Question

In the Young's double slit experiment, the 2nd bright fringe for red light coincides with the 3rd bright fringe for violet light. Then the value of 'n' is: (Given: wavelength of red light = 6300 $\text{Å}$ and wavelength of violet light = 4200 $\text{Å}$)

• A. 2
• B. 4
• C. 3
• D. 1

Hint:

In Young's double slit experiment, the fringe positions for different wavelengths can be compared using the relationship \( n \lambda_{\text{red}} = (n+1) \lambda_{\text{violet}} \).

Answer 1

The Correct Option is A

In Young's double slit experiment, the position of the \(n^{\text{th}}\) bright fringe is given by the equation: \[ x_n = \frac{n \lambda D}{d}, \] where: - \( x_n \) is the position of the \(n^{\text{th}}\) bright fringe, - \( n \) is the order number of the fringe, - \( \lambda \) is the wavelength of the light used, - \( D \) is the distance between the slits and the screen, - \( d \) is the distance between the two slits. In this problem, we are given that the \(2^{\text{nd}}\) bright fringe for red light coincides with the \(3^{\text{rd}}\) bright fringe for violet light.

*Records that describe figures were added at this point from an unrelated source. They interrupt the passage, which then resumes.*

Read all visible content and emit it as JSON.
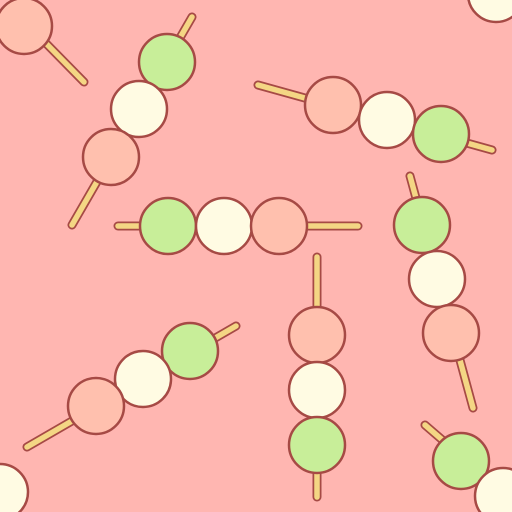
{
  "pattern": {
    "name": "dango-skewer-pattern",
    "motif": "hanami-dango",
    "skewer_count": 9,
    "colors": {
      "background": "#FFB6B1",
      "outline": "#A64A45",
      "stick": "#F4D684",
      "pink_dumpling": "#FFC0AE",
      "white_dumpling": "#FFFBE3",
      "green_dumpling": "#C8EE99"
    }
  }
}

This means that: \[ x_2 \text{ (for red)} = x_3 \text{ (for violet)}. \] From the equation, this can be written as: \[ 2 \lambda_{\text{red}} \frac{D}{d} = 3 \lambda_{\text{violet}} \frac{D}{d}. \] Since \( \frac{D}{d} \) is common for both, we can cancel it out, and the equation becomes: \[ 2 \lambda_{\text{red}} = 3 \lambda_{\text{violet}}. \] Substitute the given values for the wavelengths: \[ 2 \times 6300 = 3 \times 4200, \] \[ 12600 = 12600. \] Thus, the value of \(n\) is 2, which corresponds to option (A).